La femelle diffère souvent du mâle en ce qu’elle possède des organes destinés à l’alimentation ou à la protection de ses jeunes, tels que les glandes mammaires des Mammifères, et les poches abdominales des Marsupiaux. Dans quelques cas plus rares, le mâle possède des organes analogues qui font défaut chez la femelle, comme les réceptacles pour les œufs qu’on trouve chez certains poissons mâles, et ceux qui se développent temporairement chez certaines grenouilles mâles. La plupart des abeilles femelles ont un appareil particulier pour récolter et porter le pollen, et leur ovipositeur se transforme en un aiguillon pour la défense des larves et de la communauté. Nous pourrions encore citer de nombreux cas analogues, mais qui ne nous intéressent pas ici. Il existe, toutefois, d’autres différences qui n’ont aucune espèce de rapport avec les organes sexuels primaires, différences qui nous intéressent plus particulièrement, — telles que la plus grande taille, la force, les dispositions belliqueuses du mâle, ses armes offensives ou défensives, sa coloration fastueuse et ses divers ornements, la faculté de chanter, et autres caractères analogues.
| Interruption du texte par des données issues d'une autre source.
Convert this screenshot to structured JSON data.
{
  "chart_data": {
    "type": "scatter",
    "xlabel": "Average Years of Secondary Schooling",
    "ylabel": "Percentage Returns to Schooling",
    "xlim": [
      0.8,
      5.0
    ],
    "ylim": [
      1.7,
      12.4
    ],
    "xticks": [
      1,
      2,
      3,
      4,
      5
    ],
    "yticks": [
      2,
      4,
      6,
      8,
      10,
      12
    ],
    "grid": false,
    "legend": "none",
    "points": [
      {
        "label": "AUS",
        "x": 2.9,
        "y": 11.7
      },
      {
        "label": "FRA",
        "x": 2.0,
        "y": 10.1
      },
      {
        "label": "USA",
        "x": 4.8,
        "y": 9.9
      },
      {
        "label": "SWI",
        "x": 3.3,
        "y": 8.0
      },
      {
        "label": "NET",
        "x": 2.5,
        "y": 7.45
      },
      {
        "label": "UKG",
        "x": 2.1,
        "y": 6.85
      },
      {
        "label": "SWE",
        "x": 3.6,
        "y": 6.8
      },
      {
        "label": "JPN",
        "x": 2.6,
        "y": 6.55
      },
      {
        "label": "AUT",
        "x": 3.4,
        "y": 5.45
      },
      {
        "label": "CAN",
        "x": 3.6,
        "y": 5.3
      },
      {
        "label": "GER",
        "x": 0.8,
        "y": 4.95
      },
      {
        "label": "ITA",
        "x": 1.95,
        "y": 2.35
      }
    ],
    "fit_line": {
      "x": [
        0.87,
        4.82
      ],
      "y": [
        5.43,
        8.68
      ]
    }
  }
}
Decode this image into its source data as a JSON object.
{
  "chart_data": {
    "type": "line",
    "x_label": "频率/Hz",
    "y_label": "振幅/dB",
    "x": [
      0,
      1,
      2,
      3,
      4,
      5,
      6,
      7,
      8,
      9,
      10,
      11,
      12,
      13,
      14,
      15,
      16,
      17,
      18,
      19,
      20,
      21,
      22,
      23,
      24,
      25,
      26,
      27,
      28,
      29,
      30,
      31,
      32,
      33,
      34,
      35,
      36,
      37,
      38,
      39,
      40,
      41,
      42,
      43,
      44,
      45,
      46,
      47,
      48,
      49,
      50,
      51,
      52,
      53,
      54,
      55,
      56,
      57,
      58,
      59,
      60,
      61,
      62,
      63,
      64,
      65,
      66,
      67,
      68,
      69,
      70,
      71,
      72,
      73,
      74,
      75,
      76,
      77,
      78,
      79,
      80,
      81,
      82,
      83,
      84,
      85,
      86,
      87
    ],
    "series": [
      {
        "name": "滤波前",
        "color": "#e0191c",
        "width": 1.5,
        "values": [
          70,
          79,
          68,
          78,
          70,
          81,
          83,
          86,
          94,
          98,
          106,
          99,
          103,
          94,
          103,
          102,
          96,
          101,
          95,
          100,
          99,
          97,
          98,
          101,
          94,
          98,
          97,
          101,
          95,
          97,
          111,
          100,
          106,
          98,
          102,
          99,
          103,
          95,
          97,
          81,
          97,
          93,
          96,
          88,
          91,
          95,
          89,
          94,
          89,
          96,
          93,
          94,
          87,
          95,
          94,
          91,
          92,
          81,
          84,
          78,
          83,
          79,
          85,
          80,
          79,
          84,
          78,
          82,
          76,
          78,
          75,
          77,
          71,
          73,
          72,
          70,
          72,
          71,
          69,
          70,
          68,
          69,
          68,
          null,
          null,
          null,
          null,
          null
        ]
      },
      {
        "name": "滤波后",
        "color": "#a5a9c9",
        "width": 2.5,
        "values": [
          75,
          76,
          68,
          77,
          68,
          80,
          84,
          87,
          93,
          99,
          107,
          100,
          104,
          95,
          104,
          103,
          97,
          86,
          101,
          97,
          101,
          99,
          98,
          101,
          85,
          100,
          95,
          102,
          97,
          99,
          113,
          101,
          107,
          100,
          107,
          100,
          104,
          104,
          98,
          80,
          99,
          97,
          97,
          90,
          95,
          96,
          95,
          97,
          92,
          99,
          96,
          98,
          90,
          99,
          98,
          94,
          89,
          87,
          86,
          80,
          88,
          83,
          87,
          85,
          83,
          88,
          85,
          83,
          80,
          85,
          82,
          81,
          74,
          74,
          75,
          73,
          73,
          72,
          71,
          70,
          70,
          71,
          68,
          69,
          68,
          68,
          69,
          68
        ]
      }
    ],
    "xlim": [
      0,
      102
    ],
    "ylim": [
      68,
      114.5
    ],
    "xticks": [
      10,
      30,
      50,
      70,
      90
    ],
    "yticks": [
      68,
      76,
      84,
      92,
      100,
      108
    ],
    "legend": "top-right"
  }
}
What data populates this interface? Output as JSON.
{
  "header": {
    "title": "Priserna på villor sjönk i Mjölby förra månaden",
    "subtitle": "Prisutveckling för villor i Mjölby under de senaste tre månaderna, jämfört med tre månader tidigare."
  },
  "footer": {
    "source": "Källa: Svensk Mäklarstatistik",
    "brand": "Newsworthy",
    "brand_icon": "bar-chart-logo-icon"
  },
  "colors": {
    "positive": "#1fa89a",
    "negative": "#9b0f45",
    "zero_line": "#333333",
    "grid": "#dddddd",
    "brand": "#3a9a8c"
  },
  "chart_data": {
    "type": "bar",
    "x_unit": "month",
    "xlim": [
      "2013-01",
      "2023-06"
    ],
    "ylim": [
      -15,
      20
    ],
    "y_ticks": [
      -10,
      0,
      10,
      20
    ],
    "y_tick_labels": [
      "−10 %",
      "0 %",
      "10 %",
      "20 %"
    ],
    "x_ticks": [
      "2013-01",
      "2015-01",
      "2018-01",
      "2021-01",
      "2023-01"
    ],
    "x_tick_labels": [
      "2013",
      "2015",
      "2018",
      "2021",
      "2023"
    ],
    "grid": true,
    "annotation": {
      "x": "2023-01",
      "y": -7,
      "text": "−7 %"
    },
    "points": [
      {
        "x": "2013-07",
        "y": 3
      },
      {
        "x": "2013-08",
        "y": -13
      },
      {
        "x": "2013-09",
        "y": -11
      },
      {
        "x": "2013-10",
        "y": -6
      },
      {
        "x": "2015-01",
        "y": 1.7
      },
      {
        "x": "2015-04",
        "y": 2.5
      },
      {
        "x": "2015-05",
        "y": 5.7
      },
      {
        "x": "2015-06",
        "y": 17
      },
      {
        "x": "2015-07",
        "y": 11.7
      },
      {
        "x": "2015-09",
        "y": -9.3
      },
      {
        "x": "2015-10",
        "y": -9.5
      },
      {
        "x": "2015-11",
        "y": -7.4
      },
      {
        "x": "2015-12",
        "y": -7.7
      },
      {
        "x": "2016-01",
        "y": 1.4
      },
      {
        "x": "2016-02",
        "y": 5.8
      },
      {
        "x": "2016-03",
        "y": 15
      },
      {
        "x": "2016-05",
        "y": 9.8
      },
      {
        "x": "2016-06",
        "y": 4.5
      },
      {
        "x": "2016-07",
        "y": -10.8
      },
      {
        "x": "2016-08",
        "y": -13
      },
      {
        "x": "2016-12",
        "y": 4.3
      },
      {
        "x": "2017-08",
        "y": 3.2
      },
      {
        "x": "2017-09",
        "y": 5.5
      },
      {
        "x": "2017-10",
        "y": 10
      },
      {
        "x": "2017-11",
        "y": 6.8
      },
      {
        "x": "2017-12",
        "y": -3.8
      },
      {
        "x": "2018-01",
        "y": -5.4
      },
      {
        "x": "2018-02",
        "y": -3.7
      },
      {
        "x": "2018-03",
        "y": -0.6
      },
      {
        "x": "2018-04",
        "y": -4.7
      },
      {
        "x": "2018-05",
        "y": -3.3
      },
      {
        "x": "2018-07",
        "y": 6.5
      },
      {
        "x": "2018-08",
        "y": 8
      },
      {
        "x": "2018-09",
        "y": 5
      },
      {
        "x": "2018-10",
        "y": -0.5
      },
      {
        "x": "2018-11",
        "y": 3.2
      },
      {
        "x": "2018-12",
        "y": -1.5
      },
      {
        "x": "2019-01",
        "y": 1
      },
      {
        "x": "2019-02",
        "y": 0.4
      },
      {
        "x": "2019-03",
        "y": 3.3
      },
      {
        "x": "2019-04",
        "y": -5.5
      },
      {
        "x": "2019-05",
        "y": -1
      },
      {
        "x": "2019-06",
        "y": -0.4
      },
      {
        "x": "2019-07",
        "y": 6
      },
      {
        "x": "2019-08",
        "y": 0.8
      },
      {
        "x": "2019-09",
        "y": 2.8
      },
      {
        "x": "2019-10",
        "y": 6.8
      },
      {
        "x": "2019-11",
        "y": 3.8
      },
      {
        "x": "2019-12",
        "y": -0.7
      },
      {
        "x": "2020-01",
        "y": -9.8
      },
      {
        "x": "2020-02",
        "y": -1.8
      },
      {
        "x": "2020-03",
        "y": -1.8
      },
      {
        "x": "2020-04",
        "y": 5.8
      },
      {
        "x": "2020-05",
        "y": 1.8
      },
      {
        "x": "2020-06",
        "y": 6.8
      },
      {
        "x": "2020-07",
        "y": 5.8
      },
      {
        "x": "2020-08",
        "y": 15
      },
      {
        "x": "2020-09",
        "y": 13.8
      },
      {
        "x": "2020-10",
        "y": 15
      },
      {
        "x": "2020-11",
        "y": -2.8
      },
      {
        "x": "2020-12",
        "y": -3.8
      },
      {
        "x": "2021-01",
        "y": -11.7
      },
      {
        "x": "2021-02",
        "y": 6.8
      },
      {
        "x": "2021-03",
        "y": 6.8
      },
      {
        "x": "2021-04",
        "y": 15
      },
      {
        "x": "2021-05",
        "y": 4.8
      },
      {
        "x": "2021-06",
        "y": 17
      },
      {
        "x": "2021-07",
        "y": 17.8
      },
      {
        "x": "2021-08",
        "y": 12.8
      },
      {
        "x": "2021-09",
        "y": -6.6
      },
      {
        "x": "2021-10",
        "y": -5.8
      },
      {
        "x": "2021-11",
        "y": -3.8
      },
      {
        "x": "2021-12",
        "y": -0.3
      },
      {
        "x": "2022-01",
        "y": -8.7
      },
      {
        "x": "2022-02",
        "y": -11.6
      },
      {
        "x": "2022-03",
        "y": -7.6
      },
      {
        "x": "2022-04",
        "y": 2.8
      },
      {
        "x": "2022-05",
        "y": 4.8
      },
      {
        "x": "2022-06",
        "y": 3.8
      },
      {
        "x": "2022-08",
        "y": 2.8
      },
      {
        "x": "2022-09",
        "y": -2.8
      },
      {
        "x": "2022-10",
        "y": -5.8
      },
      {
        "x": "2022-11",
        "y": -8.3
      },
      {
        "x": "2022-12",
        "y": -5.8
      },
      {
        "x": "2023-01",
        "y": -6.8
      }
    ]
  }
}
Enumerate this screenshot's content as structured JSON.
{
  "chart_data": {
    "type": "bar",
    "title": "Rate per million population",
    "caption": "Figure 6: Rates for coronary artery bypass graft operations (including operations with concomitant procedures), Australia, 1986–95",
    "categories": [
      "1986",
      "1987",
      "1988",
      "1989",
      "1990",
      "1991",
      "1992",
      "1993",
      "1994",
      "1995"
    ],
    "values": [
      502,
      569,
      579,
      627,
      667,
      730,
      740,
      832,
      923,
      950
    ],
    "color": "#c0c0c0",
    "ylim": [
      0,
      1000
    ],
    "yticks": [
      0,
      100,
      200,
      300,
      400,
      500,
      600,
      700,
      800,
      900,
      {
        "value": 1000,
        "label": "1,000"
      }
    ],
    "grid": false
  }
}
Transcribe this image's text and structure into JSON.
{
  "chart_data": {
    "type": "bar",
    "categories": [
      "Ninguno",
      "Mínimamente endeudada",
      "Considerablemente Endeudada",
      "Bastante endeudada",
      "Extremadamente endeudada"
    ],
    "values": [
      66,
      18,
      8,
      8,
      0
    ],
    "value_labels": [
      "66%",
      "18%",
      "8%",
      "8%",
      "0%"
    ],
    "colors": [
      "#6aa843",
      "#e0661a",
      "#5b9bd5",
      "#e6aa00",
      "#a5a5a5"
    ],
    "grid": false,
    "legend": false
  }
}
Outre les différences sexuelles primaires et secondaires auxquelles nous venons de faire allusion, le mâle et la femelle diffèrent quelquefois par des conformations en rapport avec différentes habitudes d’existence, et n’ayant que des relations indirectes, ou n’en ayant même pas, avec la fonction reproductrice. Ainsi les femelles de certaines mouches (Culicidés et Tabanidés) sucent le sang, tandis que les mâles vivent sur les fleurs et ont la bouche privée de mandibules[1]. Certaines phalènes mâles ainsi que quelques crustacés mâles (Tanais) ont seuls la bouche imparfaite, fermée, et ne peuvent absorber aucune nourriture. Les mâles complémentaires de certains Cirripèdes vivent, comme les plantes épiphytiques, soit sur la femelle, soit sur la forme hermaphrodite, et sont dépourvus de bouche et de membres préhensiles. Dans ces cas, le mâle s’est modifié et a perdu certains organes importants que possèdent les femelles. Dans d’autres cas, la femelle a subi ces modifications ; ainsi, le lampyre femelle est dépourvu d’ailes ; ces organes, d’ailleurs, font si bien défaut à beaucoup de phalènes femelles que quelques-unes ne quittent jamais le cocon. Un grand nombre de crustacés parasites femelles ont perdu leurs pattes na-

  1. Westwood, Modern. Classif. of Insects, vol. II, 1840, p. 541. Je dois à Fritz Müller le fait relatif au Tanais.